Let's learn stringr first to get started with string manipulation in R.

Introduction to stringr

stringr is a R package for dealing with strings. There are 4 families of functions

  • Character manipulation functions will allow you to create and change characters in the strings in character vectors

  • whitespace tools to add, remove, and manipulate whitespace

  • Locale sensitive operations whose operations will vary from locale to locale

  • Pattern matching functions. Ex., regular expressions, etc.

Dealing with individual characters

Let's load the package stringr

library(stringr)

Let's take a look at the following functions: str_length() is equivalent to nchar, the base R function.

str_length('abc')
## [1] 3
nchar('abc')
## [1] 3
nchar(NA)
## [1] NA
str_length(NA)
## [1] NA

str_sub() can subset a string and it takes 3 arguments: a character vector, a start position, and an end position. If the position is a positive integer, it will be counted from the left; if it's a negative integer, it will be counted from the right. The positions are inclusive and will be truncated silently if they are longer than the string. omit_na is a logical argument and will omit the missing values.

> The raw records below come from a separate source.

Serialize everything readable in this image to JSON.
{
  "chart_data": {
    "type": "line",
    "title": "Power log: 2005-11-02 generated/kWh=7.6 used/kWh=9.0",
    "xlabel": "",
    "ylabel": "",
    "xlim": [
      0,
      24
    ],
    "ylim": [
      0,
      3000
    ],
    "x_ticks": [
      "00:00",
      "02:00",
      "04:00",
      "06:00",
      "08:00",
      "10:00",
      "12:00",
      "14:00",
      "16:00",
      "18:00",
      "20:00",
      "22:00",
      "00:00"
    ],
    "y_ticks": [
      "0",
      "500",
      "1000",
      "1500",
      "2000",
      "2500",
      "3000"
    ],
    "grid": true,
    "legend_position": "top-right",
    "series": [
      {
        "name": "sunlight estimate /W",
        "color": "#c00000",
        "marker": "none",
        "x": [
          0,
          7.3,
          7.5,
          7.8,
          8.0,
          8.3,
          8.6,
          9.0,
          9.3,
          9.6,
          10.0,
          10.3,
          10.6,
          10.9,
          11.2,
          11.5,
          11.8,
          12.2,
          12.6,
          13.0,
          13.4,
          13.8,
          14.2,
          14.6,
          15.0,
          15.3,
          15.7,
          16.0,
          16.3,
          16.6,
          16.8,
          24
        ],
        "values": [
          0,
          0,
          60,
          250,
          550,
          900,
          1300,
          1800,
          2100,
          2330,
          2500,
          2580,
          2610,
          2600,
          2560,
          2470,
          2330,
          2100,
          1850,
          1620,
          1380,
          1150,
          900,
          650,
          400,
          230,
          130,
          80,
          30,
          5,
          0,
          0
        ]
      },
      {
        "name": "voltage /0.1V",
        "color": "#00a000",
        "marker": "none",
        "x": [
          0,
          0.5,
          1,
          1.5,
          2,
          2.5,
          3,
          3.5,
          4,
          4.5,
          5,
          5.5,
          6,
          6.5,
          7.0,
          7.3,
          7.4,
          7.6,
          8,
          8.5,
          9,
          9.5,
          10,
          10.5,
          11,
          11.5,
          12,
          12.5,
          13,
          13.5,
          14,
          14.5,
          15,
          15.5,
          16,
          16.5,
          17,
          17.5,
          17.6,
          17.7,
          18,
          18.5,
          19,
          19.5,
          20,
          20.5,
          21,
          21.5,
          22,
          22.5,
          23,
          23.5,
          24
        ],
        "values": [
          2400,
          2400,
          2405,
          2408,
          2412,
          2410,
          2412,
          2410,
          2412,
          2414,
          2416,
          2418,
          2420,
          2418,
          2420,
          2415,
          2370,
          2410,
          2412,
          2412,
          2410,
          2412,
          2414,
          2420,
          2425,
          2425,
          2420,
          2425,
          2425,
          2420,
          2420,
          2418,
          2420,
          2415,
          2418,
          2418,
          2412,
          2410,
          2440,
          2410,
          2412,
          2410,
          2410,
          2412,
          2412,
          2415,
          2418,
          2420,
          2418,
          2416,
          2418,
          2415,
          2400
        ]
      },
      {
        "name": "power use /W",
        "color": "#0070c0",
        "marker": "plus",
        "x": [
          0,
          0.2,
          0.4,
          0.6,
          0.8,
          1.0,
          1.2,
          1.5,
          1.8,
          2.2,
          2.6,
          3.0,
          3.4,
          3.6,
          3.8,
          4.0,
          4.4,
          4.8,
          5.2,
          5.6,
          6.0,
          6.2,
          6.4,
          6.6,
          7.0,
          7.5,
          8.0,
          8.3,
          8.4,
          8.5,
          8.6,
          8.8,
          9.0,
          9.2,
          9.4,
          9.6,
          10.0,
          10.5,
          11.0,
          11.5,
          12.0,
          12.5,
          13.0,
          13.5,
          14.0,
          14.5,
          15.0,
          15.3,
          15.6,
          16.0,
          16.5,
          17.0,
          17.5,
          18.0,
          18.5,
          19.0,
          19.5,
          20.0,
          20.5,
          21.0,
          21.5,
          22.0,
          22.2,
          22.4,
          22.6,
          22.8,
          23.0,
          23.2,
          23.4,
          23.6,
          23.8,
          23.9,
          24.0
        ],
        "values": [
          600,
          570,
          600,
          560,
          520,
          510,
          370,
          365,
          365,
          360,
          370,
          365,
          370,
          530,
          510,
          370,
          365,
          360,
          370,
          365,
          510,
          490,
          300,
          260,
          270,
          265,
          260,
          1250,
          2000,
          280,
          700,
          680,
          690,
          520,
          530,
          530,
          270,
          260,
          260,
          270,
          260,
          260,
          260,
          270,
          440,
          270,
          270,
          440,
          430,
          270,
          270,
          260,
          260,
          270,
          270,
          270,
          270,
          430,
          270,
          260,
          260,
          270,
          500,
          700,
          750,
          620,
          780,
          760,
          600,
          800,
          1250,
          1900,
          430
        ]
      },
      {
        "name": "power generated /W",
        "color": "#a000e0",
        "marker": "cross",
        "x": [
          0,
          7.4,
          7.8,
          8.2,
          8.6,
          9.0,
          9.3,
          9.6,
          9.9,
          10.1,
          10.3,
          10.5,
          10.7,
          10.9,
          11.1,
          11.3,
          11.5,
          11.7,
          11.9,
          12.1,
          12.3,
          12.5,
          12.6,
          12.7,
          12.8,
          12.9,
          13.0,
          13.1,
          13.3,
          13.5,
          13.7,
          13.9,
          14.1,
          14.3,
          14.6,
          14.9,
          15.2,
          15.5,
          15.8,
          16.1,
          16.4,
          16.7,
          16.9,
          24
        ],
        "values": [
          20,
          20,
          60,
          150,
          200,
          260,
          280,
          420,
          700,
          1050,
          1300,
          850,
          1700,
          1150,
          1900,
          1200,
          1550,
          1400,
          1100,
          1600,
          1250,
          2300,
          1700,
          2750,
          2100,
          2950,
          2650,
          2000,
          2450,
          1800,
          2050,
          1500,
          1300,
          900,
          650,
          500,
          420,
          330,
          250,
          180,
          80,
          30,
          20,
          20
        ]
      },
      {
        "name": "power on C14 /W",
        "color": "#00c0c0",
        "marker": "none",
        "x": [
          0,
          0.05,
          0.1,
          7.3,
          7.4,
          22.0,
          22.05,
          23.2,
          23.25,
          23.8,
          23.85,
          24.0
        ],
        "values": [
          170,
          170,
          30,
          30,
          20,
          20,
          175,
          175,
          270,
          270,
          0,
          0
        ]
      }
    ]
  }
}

x <- c("gcdi", "digitalfellows")

# subset the 3rd letter
str_sub(x, 3, 3)
## [1] "d" "g"
# subset the 4th to the last character for each element
str_sub(x, 4, -2)
## [1] ""           "italfellow"
# subset the 2nd to the 2nd-to-last character
str_sub(x, 2, -2)
## [1] "cd"           "igitalfellow"
# use str_sub() to modify strings
str_sub(x, 3, 3) <- "MIDDLE"
x
## [1] "gcMIDDLEi"           "diMIDDLEitalfellows"

str_dup() is used to duplicate individuals. string is the input character vector and times specify the number of times to duplicate each string in the character vector.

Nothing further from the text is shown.